Long-term readers of this blog may know of my fondness for something which has come to be known as ‘junk’ food. There are two reasons for this: (a) that I don’t believe it’s junk at all, and (b) that I love to piss off the politically correct.

When I moved from the United Kingdom to live in the United States two years ago, I was faced with a horrible dilemma. And that dilemma concerns junk food. There simply wasn’t enough good junk food. American chocolate sucks. Those US citizens who have visited the British Isles will instantly be aware of this, since Cadbury’s Dairy Milk and related products from Britain taste like a chunk of heaven compared to the more acrid taste of Hershey’s familiar to most Americans. So I have been forced to take extreme measures: when I visit the UK or have friends or family visit me from the UK, I make sure to have several months’ supply of Cadbury’s chocolate in the luggage. A man must survive, you see.

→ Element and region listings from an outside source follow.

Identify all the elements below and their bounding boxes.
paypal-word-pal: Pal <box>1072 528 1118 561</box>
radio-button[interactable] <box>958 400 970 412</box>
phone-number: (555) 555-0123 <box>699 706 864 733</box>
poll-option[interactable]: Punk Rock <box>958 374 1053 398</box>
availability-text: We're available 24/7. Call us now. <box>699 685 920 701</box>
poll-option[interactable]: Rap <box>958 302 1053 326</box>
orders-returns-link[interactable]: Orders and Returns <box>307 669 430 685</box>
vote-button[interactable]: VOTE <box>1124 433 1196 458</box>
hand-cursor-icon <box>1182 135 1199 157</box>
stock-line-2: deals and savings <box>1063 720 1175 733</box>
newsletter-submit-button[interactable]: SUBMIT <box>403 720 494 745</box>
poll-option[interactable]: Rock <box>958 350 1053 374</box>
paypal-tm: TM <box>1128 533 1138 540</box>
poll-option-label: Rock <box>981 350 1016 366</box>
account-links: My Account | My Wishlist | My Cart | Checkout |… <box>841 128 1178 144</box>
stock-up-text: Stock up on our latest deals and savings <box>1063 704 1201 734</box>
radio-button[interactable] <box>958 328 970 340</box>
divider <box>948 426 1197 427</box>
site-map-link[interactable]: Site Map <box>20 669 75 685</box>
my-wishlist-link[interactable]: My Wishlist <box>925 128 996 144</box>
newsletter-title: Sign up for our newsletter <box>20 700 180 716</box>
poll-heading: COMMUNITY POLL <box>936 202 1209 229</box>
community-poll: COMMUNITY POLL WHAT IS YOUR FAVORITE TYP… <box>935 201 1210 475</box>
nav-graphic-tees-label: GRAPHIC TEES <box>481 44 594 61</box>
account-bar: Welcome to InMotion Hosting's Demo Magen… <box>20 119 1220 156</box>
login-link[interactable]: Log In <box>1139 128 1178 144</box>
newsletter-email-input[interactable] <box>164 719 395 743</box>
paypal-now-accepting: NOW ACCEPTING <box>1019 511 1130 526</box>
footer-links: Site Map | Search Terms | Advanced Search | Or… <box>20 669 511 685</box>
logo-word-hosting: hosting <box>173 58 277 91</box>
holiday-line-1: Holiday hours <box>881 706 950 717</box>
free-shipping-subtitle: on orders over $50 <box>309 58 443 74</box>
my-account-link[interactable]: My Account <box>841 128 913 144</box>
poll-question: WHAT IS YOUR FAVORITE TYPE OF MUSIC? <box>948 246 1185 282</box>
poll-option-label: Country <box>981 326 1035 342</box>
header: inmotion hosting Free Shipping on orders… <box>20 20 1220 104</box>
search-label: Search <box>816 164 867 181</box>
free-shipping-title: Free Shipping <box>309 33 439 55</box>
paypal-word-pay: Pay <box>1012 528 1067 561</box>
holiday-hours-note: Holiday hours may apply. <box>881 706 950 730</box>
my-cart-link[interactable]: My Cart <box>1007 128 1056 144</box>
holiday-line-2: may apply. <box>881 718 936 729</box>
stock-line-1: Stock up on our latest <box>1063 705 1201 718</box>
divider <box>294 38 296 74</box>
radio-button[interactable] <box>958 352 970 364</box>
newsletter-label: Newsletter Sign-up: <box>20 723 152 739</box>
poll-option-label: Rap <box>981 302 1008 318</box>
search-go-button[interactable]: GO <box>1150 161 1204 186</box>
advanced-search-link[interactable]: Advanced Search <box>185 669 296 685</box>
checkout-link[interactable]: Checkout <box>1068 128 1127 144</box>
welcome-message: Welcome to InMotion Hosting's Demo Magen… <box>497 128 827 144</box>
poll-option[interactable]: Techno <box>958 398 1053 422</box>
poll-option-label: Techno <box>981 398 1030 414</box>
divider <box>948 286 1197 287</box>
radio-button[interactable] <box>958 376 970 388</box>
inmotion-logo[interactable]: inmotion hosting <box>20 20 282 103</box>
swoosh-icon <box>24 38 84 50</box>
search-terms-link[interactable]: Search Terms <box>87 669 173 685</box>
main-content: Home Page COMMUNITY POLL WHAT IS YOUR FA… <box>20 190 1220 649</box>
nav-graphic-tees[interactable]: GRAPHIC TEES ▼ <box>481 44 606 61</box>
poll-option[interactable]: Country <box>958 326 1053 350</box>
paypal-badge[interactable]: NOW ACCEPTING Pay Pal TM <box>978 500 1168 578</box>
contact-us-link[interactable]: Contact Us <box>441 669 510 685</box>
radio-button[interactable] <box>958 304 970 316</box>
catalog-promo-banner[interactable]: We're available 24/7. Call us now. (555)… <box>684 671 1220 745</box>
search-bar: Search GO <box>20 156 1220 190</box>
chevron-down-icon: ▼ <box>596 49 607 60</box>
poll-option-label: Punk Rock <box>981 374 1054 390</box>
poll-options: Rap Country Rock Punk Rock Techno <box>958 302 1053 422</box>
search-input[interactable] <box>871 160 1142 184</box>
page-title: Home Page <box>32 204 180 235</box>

The Cadbury family were people that would have confused the contemporary Left. John Cadbury was a Quaker who felt that alcohol was a major cause of societal ills among working people; he saw cocoa and chocolate as an alternative to alcohol. He led a campaign to ban the use of climbing boys to sweep chimneys. He was a leader against animal cruelty, forming the Animal Friends Society, a forerunner of the Royal Society for the Prevention of Cruelty to Animals. He was a pioneer in employee welfare and labour relations. His was the first company to introduce the Saturday half-day holiday and to close on bank holidays. He established one of the first democratic unions which dealt with working conditions, health, safety, education, training, and the social life of the workers. Now here’s a man whose life story could send leftists into mental wards: he championed social reform AND HE MADE JUNK FOOD.

Great junk food. I mean, Cadbury’s Dairy Milk is nothing short of delectable. Capitalism never tasted so good. So it has always bewildered me that there is such short supply of the stuff in the United States, where the chocolate tastes like its secret ingredient must be underarm sweat or goat-cheese vinaigrette.

Well, one must never, ever examine what seems to be a serious deficiency of the free market without first consulting Rule Number One of the Libertarian Reason Canon of Fact: ‘If it looks like a balls-up, it’s probably the government.’

Ever hear of ‘vegelate’? Sounds disgusting, doesn’t it? It sounds like something only the French government could come up with. In actual fact, it’s a word the French coined to describe, of all things, the succulent cuts of Cadbury’s Dairy Milk… why? Because, it so happens that the reason we enjoy Cadbury’s chocolate so much is because it’s less chocolatey than we thought – so much less that people in other nations don’t even consider it CHOCOLATE!

I realise that this will be a shock to some of you Brits. I am still reeling from the information myself, having all my life equated Cadbury’s products not only with ‘chocolate’, but with the bloody BEST of ‘chocolate’. Now I come to find out that I’ve been eating ‘vegelate’ all my life, and that ‘chocolate’ is something else. And therein lies the problem with American chocolate: it’s real.

Time for a lesson on the composition of chocolate.

Chocolate is the product of cocoa mass and cocoa butter. Cocoa mass is the stuff they get from the cocoa bean (of the tropical cacao tree). Cocoa butter is the FAT from the cocoa bean. Well, Cadbury’s Dairy Milk happens to taste so damned-delish because it supplements cocoa fat with vegetable fat – up to five percent of it. So, you see, Cadbury’s chocolate contains fats other than those derived from the cocoa bean. Elsewhere, these extra vegetable fats are not used – they are not seen as a proper part of a chocolate product. So there are chocolate gastronomes around the world who look down upon Cadbury’s, calling it “cheap”, “substandard”, “not pure”. And there are governments around the world who like to define what words like ‘chocolate’ mean, and who find that Cadbury’s Dairy Milk falls outside their definitions. And one of those governments is the United States.

THUS, the reason one cannot find a decent chocolate bar in America is because the Food and Drug Administration have been judging chocolate, and they find that anything which contains vegetable fats is not chocolate but a ‘chocolate-flavoured candy’, so, according to the government of the United States of America, (shock, horror) – CADBURY’S CHOCOLATE IS NOT CHOCOLATE!

Let me pause here, since I am perspiring.

Cadbury’s obviously decided that the bastards would never get them to label their delicious diversity of delectable distinction as a ‘chocolate-flavoured candy’, so they licensed Hershey of Pennsylvania (shudder) to produce a form of Dairy Milk without vegetable fats for the US market – a product that ought to be taken in the hands of the many and disfigured in a dramatic manner.

And so it is that if you ever find your life that little less fulfilling or delightful, you should look no further than your nearest form of government. Thankfully, I’ve prepared rations for this state of affairs gleaned from my visit to the UK on Sunday – a suitcase full of Cadbury’s Fruit & Nut, which I’m about to make a hole in right now. Thank God.

“We will fight them in the dairies,” that’s what I always say.